With low wage workers of all stripes rallying just north of Boston this afternoon, we reached out to Gladys Vega, the executive director of the Chelsea Collaborative, to ask what the region has in store for this year’s May Day demonstrations (starting at 3:30pm).
What’s the plan?
I’m going to be in East Boston [Liberty Plaza, 220 Border St.], then we’ll be picking up the crowd at Chelsea City Hall [500 Broadway], then we’ll march to Glendale Park in the City of Everett [Elm and Ferry streets].
These have been pretty huge in years past. Who is on board this time?
It’s a combination of workers. We’ve been doing this for 15 years – the purpose is to create awareness about not allowing workers to be exploited, to make sure every worker is respected with dignity, and that people understnd that in order to live in Massachusetts, we need better wages.
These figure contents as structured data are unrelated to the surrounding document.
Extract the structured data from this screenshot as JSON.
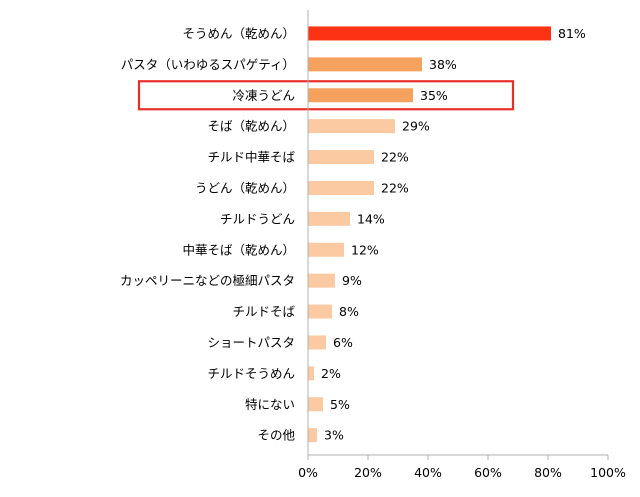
{
  "chart_data": {
    "type": "bar",
    "orientation": "horizontal",
    "categories": [
      "そうめん（乾めん）",
      "パスタ（いわゆるスパゲティ）",
      "冷凍うどん",
      "そば（乾めん）",
      "チルド中華そば",
      "うどん（乾めん）",
      "チルドうどん",
      "中華そば（乾めん）",
      "カッペリーニなどの極細パスタ",
      "チルドそば",
      "ショートパスタ",
      "チルドそうめん",
      "特にない",
      "その他"
    ],
    "values": [
      81,
      38,
      35,
      29,
      22,
      22,
      14,
      12,
      9,
      8,
      6,
      2,
      5,
      3
    ],
    "value_labels": [
      "81%",
      "38%",
      "35%",
      "29%",
      "22%",
      "22%",
      "14%",
      "12%",
      "9%",
      "8%",
      "6%",
      "2%",
      "5%",
      "3%"
    ],
    "xlim": [
      0,
      100
    ],
    "x_ticks": [
      "0%",
      "20%",
      "40%",
      "60%",
      "80%",
      "100%"
    ],
    "grid": false,
    "highlighted_category": "冷凍うどん",
    "colors": {
      "top": "#fb3214",
      "mid": "#f5a25f",
      "low": "#fbc9a2",
      "highlight_box": "#e8302b",
      "axis": "#b0b0b0",
      "text": "#000000"
    },
    "color_groups": [
      "top",
      "mid",
      "mid",
      "low",
      "low",
      "low",
      "low",
      "low",
      "low",
      "low",
      "low",
      "low",
      "low",
      "low"
    ]
  }
}
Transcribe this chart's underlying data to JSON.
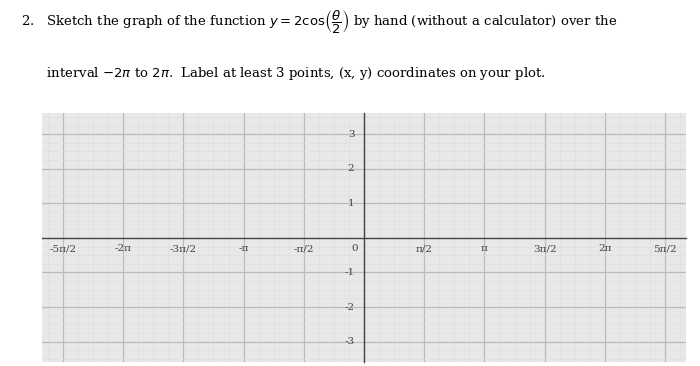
{
  "xlim": [
    -8.4,
    8.4
  ],
  "ylim": [
    -3.6,
    3.6
  ],
  "yticks": [
    -3,
    -2,
    -1,
    1,
    2,
    3
  ],
  "xtick_positions": [
    -7.853981633974483,
    -6.283185307179586,
    -4.71238898038469,
    -3.141592653589793,
    -1.5707963267948966,
    0,
    1.5707963267948966,
    3.141592653589793,
    4.71238898038469,
    6.283185307179586,
    7.853981633974483
  ],
  "xtick_labels": [
    "-5π/2",
    "-2π",
    "-3π/2",
    "-π",
    "-π/2",
    "0",
    "π/2",
    "π",
    "3π/2",
    "2π",
    "5π/2"
  ],
  "grid_major_color": "#bbbbbb",
  "grid_minor_color": "#dddddd",
  "axis_color": "#444444",
  "plot_bg_color": "#e8e8e8",
  "fig_bg_color": "#ffffff",
  "font_size_text": 9.5,
  "font_size_ticks": 7.5,
  "line1": "2.   Sketch the graph of the function $y = 2\\cos\\!\\left(\\dfrac{\\theta}{2}\\right)$ by hand (without a calculator) over the",
  "line2": "      interval $-2\\pi$ to $2\\pi$.  Label at least 3 points, (x, y) coordinates on your plot."
}
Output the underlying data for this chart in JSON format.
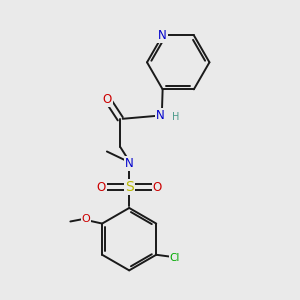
{
  "background_color": "#eaeaea",
  "bond_color": "#1a1a1a",
  "bond_width": 1.4,
  "atom_colors": {
    "N": "#0000cc",
    "O": "#cc0000",
    "S": "#b8b800",
    "Cl": "#00aa00",
    "H": "#4a9a8a",
    "C": "#1a1a1a"
  },
  "font_size_atom": 8.5,
  "font_size_small": 7.0,
  "font_size_cl": 7.5
}
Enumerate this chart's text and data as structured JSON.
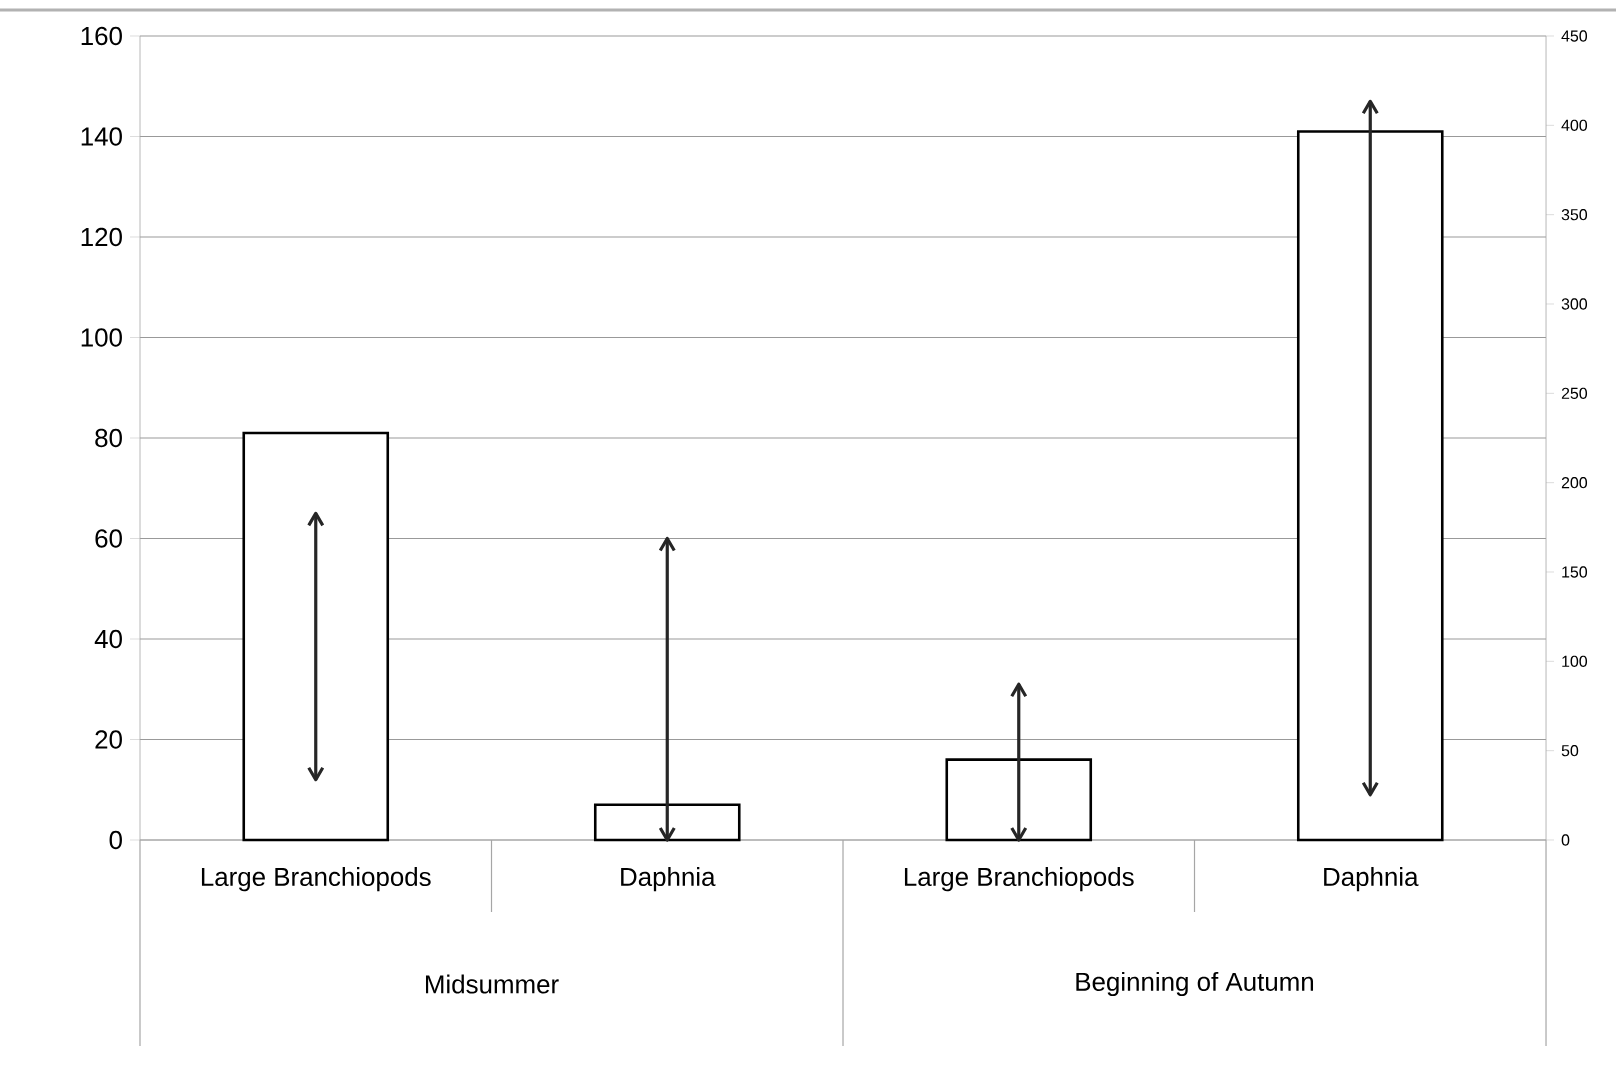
{
  "chart_data": {
    "type": "bar",
    "categories": [
      "Large Branchiopods",
      "Daphnia",
      "Large Branchiopods",
      "Daphnia"
    ],
    "annotations": [
      "Midsummer",
      "Beginning of Autumn"
    ],
    "series": [
      {
        "color": "#ffffff",
        "values": [
          81,
          7,
          16,
          141
        ],
        "errors": [
          [
            12,
            65
          ],
          [
            0,
            60
          ],
          [
            0,
            31
          ],
          [
            9,
            147
          ]
        ]
      }
    ],
    "ylim": [
      0,
      160
    ],
    "yticks": [
      0,
      20,
      40,
      60,
      80,
      100,
      120,
      140,
      160
    ],
    "y2lim": [
      0,
      450
    ],
    "y2ticks": [
      0,
      50,
      100,
      150,
      200,
      250,
      300,
      350,
      400,
      450
    ],
    "grid": "y"
  }
}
What do you say to people who say that the recent minimum wage hike is enough? What are you still fighting for?
We’re fighting because large companies – the McDonald’s and Burger Kings of the world – have gotten away with too many breaks, and in order for us to get a middle class we have to make sure these low-income jobs are paid better. Because of the bad economy, a lot of people lost their regular jobs, and now regular people like you and I aren’t working, and they’re doing everything they can to get by at these low-paying jobs.
Is there a positive side of things? The labor movement around Greater Boston, particularly that involving service workers, seems to be gaining momentum.
I think it’s going fabulous. The recent increase is a way of showing [politicians] are intending on doing the right thing. I just think we have to organize more, and we will with all of the voters who collected those signatures to make that happen (Ed. note: State legislators only budged on the minimum wage issue after labor groups raised hell on the ground). We’re in a critical time, and we’re creating that awareness that the one percent isn’t going to get away with everything. The organized work force is standing up.
How does this all tie in with the history of May Day?
When May Day was organized back then [in the 1880s], it was for the eight-hour day. And here we are, decades after, fighting for similar issues. If we would have increased wages on a regular basis we wouldn’t have the same problems we have now. They’ve ignored a whole society for decades. It’s been oppression, not taking people out of poverty.
We don’t want a favor. We want to work to bring ourselves out of poverty. We’re holding people accountable.